RFR: 8338440: Parallel: Improve fragmentation mitigation in Full GC
Guoxiong Li
gli at openjdk.org
Thu Aug 22 23:28:07 UTC 2024
On Thu, 15 Aug 2024 06:59:35 GMT, Albert Mingkun Yang <ayang at openjdk.org> wrote:
> Extend `SplitInfo` to support more fine-grained splitting to mitigate the fragmentation issue during full GC. Added comments and diagrams in the process.
>
> For easier review, it's best to start with `SplitInfo` and then proceed to see how it is constructed in `summarize_split_space` and consumed in `first_src_addr`. The accompanying diagrams should help create a clear mental image.
>
> With this patch, the exec time of `runtime/ClassInitErrors/TestOutOfMemoryDuringInit.java` using Parallel drops from ~30s to ~8s, the same as other GCs, and gc-log shows similar number of GC cycles as well.
>
> Test: tier1-8, systemgc micro bm, CacheStress, dacapo, specjbb2005, specjvm2008
Nice improvement. Several suggestions/questions.

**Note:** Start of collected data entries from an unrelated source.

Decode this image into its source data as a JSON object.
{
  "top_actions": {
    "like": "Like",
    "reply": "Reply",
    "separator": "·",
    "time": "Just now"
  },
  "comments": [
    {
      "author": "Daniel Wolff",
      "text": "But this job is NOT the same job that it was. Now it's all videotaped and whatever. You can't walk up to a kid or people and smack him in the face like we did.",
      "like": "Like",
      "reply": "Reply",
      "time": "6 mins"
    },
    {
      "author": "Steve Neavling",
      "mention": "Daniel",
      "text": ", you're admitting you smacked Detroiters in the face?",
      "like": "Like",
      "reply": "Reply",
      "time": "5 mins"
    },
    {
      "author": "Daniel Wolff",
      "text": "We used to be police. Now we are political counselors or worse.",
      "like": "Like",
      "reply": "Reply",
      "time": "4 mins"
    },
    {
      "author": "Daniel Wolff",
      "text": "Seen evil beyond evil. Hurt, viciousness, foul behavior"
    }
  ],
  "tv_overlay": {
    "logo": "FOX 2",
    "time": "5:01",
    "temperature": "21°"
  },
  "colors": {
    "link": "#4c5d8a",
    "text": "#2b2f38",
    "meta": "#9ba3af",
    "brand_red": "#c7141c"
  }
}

src/hotspot/share/gc/parallel/psParallelCompact.cpp line 204:
> 202: assert(_split_point == nullptr, "inv");
> 203: assert(_preceding_live_words == 0, "inv");
> 204: assert(_split_destination_count == 0, "inv");
May be better to use `not clear` uniformly?
src/hotspot/share/gc/parallel/psParallelCompact.cpp line 309:
> 307: // The total live words on src_region would overflow the target space, so find
> 308: // the overflowing object and recorde the split point. The invariant is that an
> 309: // obj should not cross space boundary.
Typo `recorde`.
src/hotspot/share/gc/parallel/psParallelCompact.cpp line 364:
> 362: HeapWord* new_top = destination - pointer_delta(src_region_start, overflowing_obj);
> 363:
> 364: // If the overflowing obj were to relocated to its original destination,
Typo `were to relocated to`.
src/hotspot/share/gc/parallel/psParallelCompact.cpp line 393:
> 391: if (cur_addr >= region_end) {
> 392: break;
> 393: }
What about using a `for` statement here? For example:
--- a/src/hotspot/share/gc/parallel/psParallelCompact.cpp
+++ b/src/hotspot/share/gc/parallel/psParallelCompact.cpp
@@ -382,15 +382,11 @@ HeapWord* ParallelCompactData::summarize_split_space(size_t src_region,
// Obj-iteration to locate the overflowing obj
HeapWord* region_start = region_to_addr(src_region);
HeapWord* region_end = region_start + RegionSize;
- HeapWord* cur_addr = region_start + partial_obj_size;
size_t live_words = partial_obj_size;
- while (true) {
- assert(cur_addr < region_end, "inv");
- cur_addr = PSParallelCompact::mark_bitmap()->find_obj_beg(cur_addr, region_end);
- if (cur_addr >= region_end) {
- break;
- }
+ for (HeapWord* cur_addr = region_start + partial_obj_size;
+ cur_addr < region_end;
+ cur_addr = PSParallelCompact::mark_bitmap()->find_obj_beg(cur_addr, region_end)) {
oop obj = cast_to_oop(cur_addr);
size_t obj_size = obj->size();
src/hotspot/share/gc/parallel/psParallelCompact.cpp line 482:
> 480: assert(source_next != nullptr, "source_next is null when splitting");
> 481: *source_next = summarize_split_space(cur_region, split_info, dest_addr,
> 482: target_end, target_next);
Actually, the last parameter `target_next` of the method `summarize_split_space` won't be used at any other places. The bottom of the new space will be used instead (see `PSParallelCompact::summary_phase`). So I think the last parameter `target_next` of the method `summarize_split_space` can be **removed**. Then in `PSParallelCompact::summary_phase`, we can pass a null pointer in this situation (See code below) so that the meaning becomes clearer.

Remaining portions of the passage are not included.